Publication Type : Journal Article

Publisher : International Journal of Speech Technology

Source : International Journal of Speech Technology, Volume 22, Issue 3, p.533-549 (2019)

Campus : Bengaluru

School : Department of Computer Science and Engineering, School of Engineering

Department : Computer Science, Electronics and Communication

Year : 2019

Abstract : The primary objective of this work is to compare patterns for vocal expression across distinct linguistic contexts. Five language (datasets) are taken for experimentation viz. German (EmoDB), English (SAVEE), and Indian languages: Telugu (IITKGP), Malayalam and Tamil, each varying systematically with reference to typology and linguistic proximity. The hypothesis put forth for experimentation is that though the languages selected exploit the prosodic parameters in distinct measure to express a set of basic emotions, viz. anger, fear and happiness, there exist certain underlying similarities in terms of prosodic perception. A methodology for estimating and incorporating supra-segmental parameters contributing to emotional expression viz. pitch, duration and intensity is developed and tested against all five datasets. The main contribution in this work is the use of same prosodic transformation scales for emotion conversion across multi-lingual test cases for generation of vocal affect in multiple languages. Objective evaluation revealed maximum correlation for anger expression synthesised by adapting transformation scales from Tamil (0.95), that for fear from Telugu (0.89) while for happiness, scales from English dataset yielded superior conversion results (0.94). They are re-emphasised with perception test using comparative mean opinion scores (CMOS).
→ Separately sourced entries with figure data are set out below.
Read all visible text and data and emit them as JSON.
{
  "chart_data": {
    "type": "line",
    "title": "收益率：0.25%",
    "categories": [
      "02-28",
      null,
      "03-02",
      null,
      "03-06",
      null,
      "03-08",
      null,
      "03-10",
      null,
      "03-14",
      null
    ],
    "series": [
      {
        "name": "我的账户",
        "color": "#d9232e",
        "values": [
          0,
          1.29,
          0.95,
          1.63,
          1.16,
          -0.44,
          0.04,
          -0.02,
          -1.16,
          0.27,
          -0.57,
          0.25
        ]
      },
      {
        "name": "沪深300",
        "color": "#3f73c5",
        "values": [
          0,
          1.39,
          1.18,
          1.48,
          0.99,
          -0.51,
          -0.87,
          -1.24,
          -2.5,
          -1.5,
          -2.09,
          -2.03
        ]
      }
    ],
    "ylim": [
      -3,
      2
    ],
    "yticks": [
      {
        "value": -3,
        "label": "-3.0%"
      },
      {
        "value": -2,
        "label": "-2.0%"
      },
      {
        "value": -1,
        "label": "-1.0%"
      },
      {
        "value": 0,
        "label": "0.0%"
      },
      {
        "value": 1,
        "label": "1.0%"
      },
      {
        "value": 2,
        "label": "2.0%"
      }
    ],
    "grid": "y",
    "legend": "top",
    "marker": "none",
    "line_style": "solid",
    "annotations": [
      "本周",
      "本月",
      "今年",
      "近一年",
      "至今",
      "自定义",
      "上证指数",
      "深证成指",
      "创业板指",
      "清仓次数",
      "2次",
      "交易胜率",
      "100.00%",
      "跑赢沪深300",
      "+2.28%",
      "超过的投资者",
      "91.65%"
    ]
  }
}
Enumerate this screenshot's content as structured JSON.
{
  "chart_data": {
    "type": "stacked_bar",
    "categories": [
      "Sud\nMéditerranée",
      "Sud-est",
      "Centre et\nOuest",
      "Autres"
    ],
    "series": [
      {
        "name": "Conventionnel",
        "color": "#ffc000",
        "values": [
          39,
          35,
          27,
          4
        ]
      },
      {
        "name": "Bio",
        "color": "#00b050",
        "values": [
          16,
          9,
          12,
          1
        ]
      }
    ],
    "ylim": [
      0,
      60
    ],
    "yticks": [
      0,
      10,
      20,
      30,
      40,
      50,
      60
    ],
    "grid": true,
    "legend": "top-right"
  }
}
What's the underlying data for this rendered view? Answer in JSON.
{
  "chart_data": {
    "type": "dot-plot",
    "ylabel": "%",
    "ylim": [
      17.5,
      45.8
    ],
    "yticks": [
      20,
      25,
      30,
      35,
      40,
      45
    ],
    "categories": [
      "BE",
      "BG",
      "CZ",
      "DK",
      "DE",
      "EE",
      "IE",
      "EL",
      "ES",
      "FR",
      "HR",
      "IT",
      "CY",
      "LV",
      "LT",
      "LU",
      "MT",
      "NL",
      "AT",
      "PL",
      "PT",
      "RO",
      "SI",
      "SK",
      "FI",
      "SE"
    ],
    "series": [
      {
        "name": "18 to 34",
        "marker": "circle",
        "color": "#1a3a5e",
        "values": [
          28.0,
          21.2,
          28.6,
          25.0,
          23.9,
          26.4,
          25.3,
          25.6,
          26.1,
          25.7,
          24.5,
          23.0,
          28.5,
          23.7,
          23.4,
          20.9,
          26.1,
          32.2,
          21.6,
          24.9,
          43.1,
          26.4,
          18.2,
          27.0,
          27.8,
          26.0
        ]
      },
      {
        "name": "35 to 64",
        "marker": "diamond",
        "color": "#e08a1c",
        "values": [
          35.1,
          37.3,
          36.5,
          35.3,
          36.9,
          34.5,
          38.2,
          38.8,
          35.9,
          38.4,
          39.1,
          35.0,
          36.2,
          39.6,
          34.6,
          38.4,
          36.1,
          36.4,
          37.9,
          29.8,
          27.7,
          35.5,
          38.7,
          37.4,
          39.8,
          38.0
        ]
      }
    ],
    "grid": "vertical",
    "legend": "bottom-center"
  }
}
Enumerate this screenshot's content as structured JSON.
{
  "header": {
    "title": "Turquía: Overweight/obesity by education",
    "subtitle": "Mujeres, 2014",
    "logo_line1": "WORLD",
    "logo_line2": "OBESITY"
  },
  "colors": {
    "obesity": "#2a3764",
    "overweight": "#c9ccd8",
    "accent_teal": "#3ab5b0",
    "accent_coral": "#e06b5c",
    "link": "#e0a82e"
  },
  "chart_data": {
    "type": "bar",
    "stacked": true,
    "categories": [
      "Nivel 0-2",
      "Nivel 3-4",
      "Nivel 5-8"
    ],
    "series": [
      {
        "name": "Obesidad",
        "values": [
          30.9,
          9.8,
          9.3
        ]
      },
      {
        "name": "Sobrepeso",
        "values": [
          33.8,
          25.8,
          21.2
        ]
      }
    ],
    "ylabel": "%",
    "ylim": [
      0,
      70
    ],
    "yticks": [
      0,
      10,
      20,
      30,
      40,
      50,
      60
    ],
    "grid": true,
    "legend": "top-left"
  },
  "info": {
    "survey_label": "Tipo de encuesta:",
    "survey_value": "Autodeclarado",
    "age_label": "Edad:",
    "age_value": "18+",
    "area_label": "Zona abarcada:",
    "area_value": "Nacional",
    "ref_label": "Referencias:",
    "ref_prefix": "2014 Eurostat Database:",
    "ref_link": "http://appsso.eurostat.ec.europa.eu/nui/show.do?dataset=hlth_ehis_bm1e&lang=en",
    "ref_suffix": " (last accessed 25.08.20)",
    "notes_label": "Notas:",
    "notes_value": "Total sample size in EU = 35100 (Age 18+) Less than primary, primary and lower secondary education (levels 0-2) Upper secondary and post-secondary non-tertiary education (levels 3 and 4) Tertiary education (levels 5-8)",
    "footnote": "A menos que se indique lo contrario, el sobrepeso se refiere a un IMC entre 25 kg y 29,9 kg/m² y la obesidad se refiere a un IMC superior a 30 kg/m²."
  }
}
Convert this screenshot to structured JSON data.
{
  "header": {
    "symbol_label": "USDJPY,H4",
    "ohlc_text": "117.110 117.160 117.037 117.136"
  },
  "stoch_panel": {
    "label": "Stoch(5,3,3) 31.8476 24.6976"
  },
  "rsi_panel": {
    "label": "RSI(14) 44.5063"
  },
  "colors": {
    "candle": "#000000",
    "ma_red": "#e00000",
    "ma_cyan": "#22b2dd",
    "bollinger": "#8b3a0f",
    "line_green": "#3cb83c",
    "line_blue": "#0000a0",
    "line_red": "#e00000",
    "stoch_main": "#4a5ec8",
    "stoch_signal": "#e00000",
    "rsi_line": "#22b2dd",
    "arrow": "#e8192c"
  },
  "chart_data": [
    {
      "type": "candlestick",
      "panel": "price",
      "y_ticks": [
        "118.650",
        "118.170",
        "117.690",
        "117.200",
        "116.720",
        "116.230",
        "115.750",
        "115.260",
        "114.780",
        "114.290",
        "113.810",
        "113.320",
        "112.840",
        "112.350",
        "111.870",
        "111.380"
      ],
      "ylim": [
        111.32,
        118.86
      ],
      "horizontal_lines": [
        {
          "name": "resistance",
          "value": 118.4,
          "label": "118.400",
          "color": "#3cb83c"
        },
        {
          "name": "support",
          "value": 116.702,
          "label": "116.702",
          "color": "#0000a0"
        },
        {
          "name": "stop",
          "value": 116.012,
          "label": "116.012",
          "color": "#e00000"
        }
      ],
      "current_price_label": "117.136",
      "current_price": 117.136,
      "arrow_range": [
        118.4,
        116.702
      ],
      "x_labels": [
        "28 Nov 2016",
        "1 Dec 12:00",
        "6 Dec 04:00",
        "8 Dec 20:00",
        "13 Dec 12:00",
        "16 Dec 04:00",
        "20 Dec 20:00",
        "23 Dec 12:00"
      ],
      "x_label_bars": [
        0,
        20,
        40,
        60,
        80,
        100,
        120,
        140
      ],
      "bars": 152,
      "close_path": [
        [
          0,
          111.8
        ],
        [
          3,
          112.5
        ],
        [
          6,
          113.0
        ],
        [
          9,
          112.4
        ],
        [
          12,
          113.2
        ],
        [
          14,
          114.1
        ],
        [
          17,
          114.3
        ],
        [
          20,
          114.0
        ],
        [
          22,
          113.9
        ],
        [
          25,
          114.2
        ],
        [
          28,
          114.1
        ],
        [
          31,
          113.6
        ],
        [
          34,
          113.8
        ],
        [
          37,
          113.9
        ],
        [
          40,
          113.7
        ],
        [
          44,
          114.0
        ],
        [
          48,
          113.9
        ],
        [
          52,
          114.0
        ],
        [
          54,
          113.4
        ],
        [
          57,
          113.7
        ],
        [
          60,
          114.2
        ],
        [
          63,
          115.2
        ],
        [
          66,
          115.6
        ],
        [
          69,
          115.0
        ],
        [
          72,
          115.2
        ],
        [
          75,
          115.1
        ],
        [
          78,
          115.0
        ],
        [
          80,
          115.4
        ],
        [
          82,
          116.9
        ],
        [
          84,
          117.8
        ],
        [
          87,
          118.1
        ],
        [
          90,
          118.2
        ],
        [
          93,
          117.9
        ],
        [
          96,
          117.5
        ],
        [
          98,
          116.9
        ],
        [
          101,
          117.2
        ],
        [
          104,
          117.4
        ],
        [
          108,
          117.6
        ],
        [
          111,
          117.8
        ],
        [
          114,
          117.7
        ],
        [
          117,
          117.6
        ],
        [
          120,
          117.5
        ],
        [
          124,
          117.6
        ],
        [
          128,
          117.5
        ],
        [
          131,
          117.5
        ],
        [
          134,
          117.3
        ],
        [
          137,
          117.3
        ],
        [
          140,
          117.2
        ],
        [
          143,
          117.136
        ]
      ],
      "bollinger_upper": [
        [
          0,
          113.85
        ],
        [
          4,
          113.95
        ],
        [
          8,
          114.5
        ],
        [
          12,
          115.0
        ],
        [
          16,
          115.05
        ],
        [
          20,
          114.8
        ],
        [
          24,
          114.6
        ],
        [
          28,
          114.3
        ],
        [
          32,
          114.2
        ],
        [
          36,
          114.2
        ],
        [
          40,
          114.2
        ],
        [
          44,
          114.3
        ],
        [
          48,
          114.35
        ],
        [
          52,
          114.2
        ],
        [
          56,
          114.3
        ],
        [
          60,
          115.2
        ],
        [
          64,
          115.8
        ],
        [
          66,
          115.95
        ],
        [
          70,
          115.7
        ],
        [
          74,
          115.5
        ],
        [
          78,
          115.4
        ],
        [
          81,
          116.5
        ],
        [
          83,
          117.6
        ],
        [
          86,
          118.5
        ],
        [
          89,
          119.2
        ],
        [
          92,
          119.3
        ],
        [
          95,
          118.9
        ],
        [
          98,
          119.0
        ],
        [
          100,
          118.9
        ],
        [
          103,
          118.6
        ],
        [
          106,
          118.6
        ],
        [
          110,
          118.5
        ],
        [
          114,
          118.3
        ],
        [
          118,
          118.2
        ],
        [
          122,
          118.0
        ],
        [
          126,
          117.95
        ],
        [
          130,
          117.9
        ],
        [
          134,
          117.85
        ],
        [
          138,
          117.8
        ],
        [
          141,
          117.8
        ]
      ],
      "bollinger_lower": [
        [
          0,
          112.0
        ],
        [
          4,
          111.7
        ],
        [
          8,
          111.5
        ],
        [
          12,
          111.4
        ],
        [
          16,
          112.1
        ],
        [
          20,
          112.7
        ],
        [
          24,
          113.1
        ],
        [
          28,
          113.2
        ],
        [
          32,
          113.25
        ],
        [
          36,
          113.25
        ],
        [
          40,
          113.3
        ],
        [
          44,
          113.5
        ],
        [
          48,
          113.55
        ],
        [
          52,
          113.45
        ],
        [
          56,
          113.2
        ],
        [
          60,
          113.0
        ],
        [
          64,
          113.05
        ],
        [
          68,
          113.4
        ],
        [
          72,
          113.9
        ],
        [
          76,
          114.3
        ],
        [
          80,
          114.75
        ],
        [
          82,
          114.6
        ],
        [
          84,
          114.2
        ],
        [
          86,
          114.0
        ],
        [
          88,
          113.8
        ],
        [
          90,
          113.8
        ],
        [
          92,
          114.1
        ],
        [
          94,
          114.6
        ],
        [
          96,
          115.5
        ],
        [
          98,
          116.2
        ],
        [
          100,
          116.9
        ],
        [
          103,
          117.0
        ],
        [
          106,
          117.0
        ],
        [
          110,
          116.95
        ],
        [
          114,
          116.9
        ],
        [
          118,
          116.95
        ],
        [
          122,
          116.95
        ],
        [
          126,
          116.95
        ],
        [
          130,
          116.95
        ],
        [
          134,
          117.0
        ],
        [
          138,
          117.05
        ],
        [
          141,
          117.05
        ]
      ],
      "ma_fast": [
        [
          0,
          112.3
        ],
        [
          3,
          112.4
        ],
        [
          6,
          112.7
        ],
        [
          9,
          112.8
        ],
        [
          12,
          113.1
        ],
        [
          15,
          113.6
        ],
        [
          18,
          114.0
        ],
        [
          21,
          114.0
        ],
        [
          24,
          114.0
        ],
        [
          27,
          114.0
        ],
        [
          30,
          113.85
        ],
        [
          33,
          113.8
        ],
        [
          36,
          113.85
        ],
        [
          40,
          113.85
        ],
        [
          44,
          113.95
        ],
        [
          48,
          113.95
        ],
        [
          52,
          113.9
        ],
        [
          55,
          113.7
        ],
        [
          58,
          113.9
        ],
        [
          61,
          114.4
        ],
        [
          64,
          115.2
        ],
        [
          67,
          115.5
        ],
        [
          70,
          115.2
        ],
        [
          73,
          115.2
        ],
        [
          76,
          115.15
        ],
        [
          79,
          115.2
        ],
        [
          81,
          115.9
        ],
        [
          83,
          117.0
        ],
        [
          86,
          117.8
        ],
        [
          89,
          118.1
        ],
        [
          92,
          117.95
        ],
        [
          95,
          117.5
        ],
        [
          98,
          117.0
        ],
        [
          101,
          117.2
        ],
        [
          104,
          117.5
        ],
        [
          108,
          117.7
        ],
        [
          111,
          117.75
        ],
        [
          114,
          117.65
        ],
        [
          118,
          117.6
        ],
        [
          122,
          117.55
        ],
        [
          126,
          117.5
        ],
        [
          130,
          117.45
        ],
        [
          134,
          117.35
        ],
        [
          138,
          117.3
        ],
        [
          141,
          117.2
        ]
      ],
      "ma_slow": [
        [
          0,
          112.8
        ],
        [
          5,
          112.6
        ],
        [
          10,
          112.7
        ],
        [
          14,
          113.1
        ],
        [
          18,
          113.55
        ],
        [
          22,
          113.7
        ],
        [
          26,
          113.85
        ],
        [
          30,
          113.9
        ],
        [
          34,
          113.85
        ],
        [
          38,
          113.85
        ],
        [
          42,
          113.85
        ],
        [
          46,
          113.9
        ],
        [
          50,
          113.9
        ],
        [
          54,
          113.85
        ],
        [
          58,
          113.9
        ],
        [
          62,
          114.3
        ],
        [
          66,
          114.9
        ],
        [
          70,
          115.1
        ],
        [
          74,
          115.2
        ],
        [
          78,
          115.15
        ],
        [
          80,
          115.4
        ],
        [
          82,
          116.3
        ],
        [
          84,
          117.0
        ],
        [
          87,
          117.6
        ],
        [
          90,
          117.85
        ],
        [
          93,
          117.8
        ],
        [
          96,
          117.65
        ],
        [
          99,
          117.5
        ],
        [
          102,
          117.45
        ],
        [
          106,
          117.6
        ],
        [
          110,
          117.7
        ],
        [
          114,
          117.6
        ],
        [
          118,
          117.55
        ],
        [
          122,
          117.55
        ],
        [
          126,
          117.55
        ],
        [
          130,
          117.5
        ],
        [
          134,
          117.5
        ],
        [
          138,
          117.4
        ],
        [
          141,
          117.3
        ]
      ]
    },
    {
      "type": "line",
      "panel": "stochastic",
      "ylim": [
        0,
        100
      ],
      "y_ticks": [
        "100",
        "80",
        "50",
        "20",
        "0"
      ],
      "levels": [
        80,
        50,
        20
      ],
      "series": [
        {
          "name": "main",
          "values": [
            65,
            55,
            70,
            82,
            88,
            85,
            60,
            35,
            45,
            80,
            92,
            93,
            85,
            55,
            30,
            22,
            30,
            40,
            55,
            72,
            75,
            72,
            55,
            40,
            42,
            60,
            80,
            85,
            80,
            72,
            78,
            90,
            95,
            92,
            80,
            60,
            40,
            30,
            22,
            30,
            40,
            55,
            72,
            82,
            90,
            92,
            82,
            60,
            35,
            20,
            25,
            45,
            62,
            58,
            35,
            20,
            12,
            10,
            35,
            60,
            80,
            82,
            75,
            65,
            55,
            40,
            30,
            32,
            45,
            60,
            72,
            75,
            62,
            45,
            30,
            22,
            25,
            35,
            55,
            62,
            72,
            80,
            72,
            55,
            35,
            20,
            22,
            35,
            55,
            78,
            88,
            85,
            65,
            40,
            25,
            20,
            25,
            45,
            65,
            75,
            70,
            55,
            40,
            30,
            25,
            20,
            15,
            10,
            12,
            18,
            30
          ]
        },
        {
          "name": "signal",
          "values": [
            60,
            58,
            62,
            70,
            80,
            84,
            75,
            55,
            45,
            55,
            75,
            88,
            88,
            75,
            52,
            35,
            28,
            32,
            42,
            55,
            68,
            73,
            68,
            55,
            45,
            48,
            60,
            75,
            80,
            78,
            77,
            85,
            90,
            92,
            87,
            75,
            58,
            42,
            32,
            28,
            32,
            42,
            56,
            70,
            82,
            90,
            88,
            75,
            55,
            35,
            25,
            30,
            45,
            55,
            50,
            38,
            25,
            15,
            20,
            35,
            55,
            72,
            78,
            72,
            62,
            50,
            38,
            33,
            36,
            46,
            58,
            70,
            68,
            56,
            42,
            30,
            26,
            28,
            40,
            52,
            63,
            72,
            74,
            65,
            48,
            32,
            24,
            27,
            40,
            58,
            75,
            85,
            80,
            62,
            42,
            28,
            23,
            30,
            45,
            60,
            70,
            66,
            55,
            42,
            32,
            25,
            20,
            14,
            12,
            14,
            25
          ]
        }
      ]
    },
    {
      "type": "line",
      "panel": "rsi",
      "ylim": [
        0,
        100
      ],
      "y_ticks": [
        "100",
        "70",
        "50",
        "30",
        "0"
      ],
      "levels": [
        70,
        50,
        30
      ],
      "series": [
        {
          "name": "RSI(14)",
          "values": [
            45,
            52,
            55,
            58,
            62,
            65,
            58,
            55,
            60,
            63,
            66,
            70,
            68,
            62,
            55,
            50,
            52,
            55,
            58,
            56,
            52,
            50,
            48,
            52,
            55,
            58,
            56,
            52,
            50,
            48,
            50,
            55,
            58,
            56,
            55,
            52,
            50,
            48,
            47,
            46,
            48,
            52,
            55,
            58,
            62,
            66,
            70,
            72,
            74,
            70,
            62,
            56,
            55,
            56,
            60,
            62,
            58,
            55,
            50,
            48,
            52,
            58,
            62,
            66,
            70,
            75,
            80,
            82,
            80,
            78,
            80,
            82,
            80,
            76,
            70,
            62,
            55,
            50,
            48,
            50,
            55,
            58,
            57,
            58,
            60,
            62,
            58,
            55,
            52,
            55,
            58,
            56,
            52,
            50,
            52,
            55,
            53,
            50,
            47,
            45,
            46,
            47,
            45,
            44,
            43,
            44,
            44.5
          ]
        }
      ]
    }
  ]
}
Maximum CMOS of 3.8 is obtained for anger and fear emotions while conversion to happiness yielded a score of 3.3. Experimental findings indicate that though significant information embedded in prosodic parameters is dependent on language structure, common trends can be observed across certain languages in the context of emotion perception which can provide insights into development of emotion conversion systems in a multilingual context.

Cite this Research Publication : Susmitha Vekkot and Gupta, D., “Prosodic Transformation in Vocal Emotion Conversion for Multi-lingual Scenarios: A Pilot Study”, . International Journal of Speech Technology, vol. 22, no. 3, pp. 533-549, 2019.